2) uitgangen- een hoog waterstofgehalte hebben (maar lager dan dat van liptinieten), rijk aan alifatische ketens en verzadigde naftenen (alicyclische koolwaterstoffen), evenals aromatische ringen en zuurstofbevattende functionele groepen. Deze organische stof wordt gevormd uit plantaardig materiaal zoals sporen, stuifmeel, nagelriemen en andere structurele delen van planten.

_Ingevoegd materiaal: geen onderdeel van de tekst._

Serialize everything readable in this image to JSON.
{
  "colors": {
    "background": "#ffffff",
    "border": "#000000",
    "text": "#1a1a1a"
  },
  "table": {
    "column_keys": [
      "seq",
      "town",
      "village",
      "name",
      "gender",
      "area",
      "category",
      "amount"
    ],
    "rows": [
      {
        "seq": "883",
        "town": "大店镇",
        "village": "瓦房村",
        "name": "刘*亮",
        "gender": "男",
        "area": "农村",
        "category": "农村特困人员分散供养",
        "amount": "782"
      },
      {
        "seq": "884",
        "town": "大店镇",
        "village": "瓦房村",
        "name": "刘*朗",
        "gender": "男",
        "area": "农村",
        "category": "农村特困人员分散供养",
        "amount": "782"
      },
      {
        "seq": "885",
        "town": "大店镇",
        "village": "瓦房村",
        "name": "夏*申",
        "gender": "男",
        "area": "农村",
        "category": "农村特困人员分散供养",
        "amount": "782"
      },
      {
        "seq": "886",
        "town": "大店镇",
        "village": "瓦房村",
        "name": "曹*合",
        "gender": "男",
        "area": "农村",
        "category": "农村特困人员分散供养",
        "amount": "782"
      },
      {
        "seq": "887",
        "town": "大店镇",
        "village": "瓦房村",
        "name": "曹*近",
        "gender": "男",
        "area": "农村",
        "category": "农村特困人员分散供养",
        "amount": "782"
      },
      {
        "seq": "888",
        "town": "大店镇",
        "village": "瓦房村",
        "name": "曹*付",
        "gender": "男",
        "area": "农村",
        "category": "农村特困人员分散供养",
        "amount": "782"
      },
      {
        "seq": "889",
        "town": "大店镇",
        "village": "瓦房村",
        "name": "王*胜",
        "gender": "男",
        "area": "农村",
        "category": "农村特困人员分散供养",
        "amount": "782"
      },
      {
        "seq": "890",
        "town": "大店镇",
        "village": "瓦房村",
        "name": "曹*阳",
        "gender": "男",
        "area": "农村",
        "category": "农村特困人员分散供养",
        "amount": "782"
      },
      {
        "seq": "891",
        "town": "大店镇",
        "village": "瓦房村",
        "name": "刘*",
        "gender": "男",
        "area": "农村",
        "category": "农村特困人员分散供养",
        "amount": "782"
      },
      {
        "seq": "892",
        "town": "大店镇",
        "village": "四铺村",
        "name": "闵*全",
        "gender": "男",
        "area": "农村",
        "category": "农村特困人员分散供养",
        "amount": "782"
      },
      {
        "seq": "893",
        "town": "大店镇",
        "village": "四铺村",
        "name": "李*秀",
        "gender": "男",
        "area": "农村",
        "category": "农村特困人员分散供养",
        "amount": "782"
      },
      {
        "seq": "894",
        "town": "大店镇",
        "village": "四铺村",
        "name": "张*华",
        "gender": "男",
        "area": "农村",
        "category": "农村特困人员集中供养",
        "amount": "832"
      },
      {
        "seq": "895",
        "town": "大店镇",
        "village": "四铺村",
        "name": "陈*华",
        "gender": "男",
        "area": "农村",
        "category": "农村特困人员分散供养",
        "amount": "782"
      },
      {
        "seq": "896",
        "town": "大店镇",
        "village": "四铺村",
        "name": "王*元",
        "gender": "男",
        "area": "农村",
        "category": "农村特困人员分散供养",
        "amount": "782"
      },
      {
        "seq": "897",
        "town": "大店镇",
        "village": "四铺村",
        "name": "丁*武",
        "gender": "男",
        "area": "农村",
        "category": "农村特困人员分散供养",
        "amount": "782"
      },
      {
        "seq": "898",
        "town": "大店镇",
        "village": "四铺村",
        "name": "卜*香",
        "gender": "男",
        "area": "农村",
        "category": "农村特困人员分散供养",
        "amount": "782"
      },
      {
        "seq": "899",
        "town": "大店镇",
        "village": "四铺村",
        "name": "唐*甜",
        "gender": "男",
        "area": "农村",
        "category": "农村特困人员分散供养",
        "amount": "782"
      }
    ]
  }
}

Exinieten hebben een goed vermogen om condensaat van olie en gas te worden.Condensaat is een mengsel van koolwaterstoffen dat in het veld gasvormig is, maar condenseert tot een vloeistof wanneer het naar de oppervlakte wordt geëxtraheerd. , en in de hogere stadia van metamorfe evolutie in gas.
3) Vitrshity- een laag waterstofgehalte, een hoog zuurstofgehalte hebben en voornamelijk bestaan uit aromatische structuren met korte alifatische ketens verbonden door zuurstofbevattende functionele groepen. Ze zijn gevormd uit gestructureerde houtachtige (lignocellulose) materialen en hebben een beperkt vermogen om in olie te veranderen, maar een goed vermogen om in gas om te zetten.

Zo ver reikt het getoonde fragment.